Una delle prime domande che si pone il tifoso interista oggi è: “Come giocherà l’Inter di Mancini?” Certo, e i tifosi napoletani ne sanno qualcosa, le differenze con il modulo del tecnico livornese saranno assolutamente evidenti. Del resto Mancini ha già mostrato le sue qualità, in Italia e in Europa, talvolta con ottimi risultati e di tutto può essere accusato l’ex Samp tranne che di non ricercare la fantasia ad ogni costo.

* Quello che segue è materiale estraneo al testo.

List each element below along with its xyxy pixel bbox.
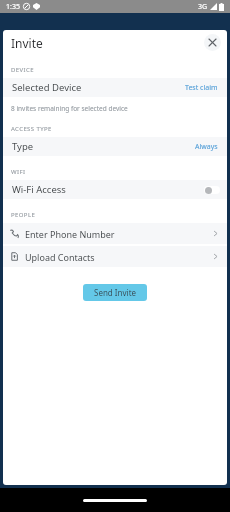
button[interactable]: Send Invite bbox=[83, 284, 147, 301]
staticText: Selected Device bbox=[12, 81, 82, 94]
button[interactable]: Wi-Fi Access bbox=[12, 180, 220, 199]
staticText: WIFI bbox=[11, 168, 26, 176]
staticText: Invite bbox=[11, 35, 43, 51]
staticText: Type bbox=[12, 140, 34, 153]
staticText: Wi-Fi Access bbox=[12, 183, 66, 196]
staticText: Send Invite bbox=[94, 287, 137, 298]
staticText: 1:35 bbox=[6, 2, 20, 12]
staticText: ACCESS TYPE bbox=[11, 125, 52, 133]
staticText: 3G bbox=[198, 2, 208, 12]
staticText: Upload Contacts bbox=[25, 251, 95, 263]
staticText: 8 invites remaining for selected device bbox=[11, 104, 128, 113]
button[interactable]: Enter Phone Number bbox=[10, 223, 219, 244]
button[interactable]: Type bbox=[12, 137, 218, 156]
button[interactable]: Close bbox=[204, 34, 221, 51]
staticText: Test claim bbox=[185, 83, 218, 93]
staticText: DEVICE bbox=[11, 66, 34, 74]
button[interactable]: Selected Device bbox=[12, 78, 218, 97]
button[interactable]: Upload Contacts bbox=[10, 246, 219, 267]
staticText: Always bbox=[195, 142, 218, 152]
staticText: Enter Phone Number bbox=[25, 228, 115, 240]
staticText: PEOPLE bbox=[11, 211, 36, 219]
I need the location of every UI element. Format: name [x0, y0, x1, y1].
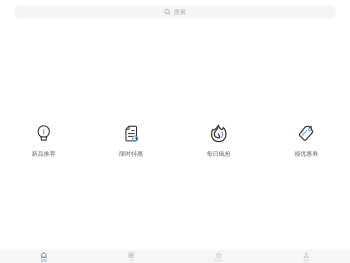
staticText: 每日疯抢 [207, 150, 231, 157]
staticText: 购物车 [214, 259, 223, 263]
button[interactable]: 搜索 [14, 5, 336, 19]
button[interactable]: 领优惠券 [262, 125, 350, 157]
staticText: 限时特惠 [119, 150, 143, 157]
button[interactable]: 新品推荐 [0, 125, 88, 157]
button[interactable]: 购物车 [175, 252, 262, 262]
staticText: 首页 [41, 259, 47, 263]
staticText: 分类 [128, 259, 134, 263]
button[interactable]: 我的 [262, 252, 350, 262]
staticText: 我的 [303, 259, 309, 263]
staticText: 搜索 [174, 8, 186, 16]
button[interactable]: 限时特惠 [88, 125, 175, 157]
button[interactable]: 分类 [88, 252, 175, 262]
button[interactable]: 每日疯抢 [175, 125, 262, 157]
button[interactable]: 首页 [0, 252, 88, 262]
staticText: 新品推荐 [32, 150, 56, 157]
staticText: 领优惠券 [294, 150, 318, 157]
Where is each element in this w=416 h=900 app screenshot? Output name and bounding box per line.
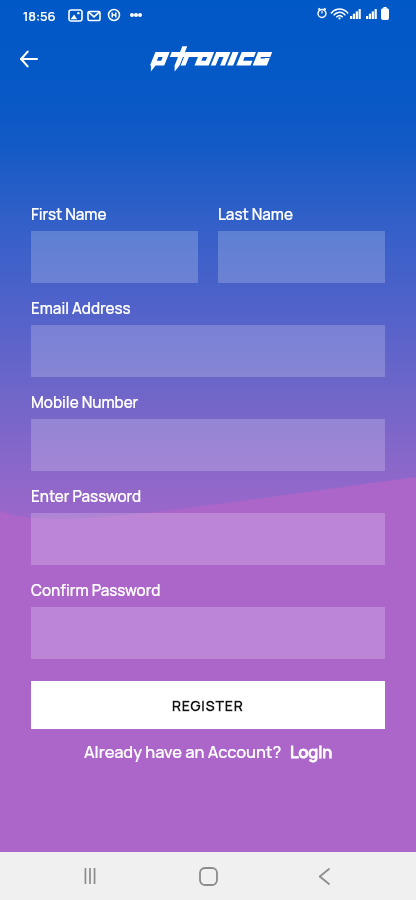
staticText: Email Address [31, 298, 131, 319]
staticText: Last Name [218, 204, 293, 225]
button[interactable]: Back [10, 41, 46, 77]
button[interactable] [218, 231, 385, 283]
button[interactable]: Home [192, 860, 224, 892]
staticText: 18:56 [23, 7, 56, 25]
staticText: Enter Password [31, 486, 142, 507]
staticText: First Name [31, 204, 107, 225]
button[interactable]: REGISTER [31, 681, 385, 729]
staticText: REGISTER [172, 696, 244, 715]
staticText: Confirm Password [31, 580, 161, 601]
button[interactable] [31, 419, 385, 471]
button[interactable]: LogIn [290, 741, 333, 763]
staticText: LogIn [290, 741, 333, 763]
staticText: Mobile Number [31, 392, 139, 413]
staticText: Already have an Account? [84, 741, 282, 763]
button[interactable]: Back [308, 860, 340, 892]
button[interactable]: Recent apps [74, 860, 106, 892]
button[interactable] [31, 325, 385, 377]
button[interactable] [31, 231, 198, 283]
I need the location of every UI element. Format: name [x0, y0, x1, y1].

La prima domanda è relativa al ruolo di trequartista: in passato Mancini ha dimostrato che, in fondo, non era determinante. La duttilità tattica del tecnico di Jesi è evidente a tutti e già nella sua passata esperienza in nerazzurro il cambio di modulo non era certo una chimera. In più di un’occasione si è visto l’Inter passare dal 4-4-2 granitico al 4-3-1-2 con il trequartista alle spalle delle due punte. Per Mancini ciò che conta è la qualità: nei suoi schemi, chiunque risponda a queste caratteristiche è ben accetto. Insomma, dopo Rafa Benitez, arriva un’altra ventata di calcio europeo nel Belpaese.

Con l’addio di Walter Mazzarri, l’Inter cambierà volto: presumibilmente giocherà con il 4-3-1-2, salvo eccezioni. Tra i pali andrà, chiaramente, Handanovic. La difesa sarà invece composta da Nagatomo e Dodò sugli esterni e Ranocchia e Vidic al centro. Centrocampo a tre affidato a Guarin, Medel ed Hernanes. In attacco Kovacic alle spalle di Palacio ed Icardi.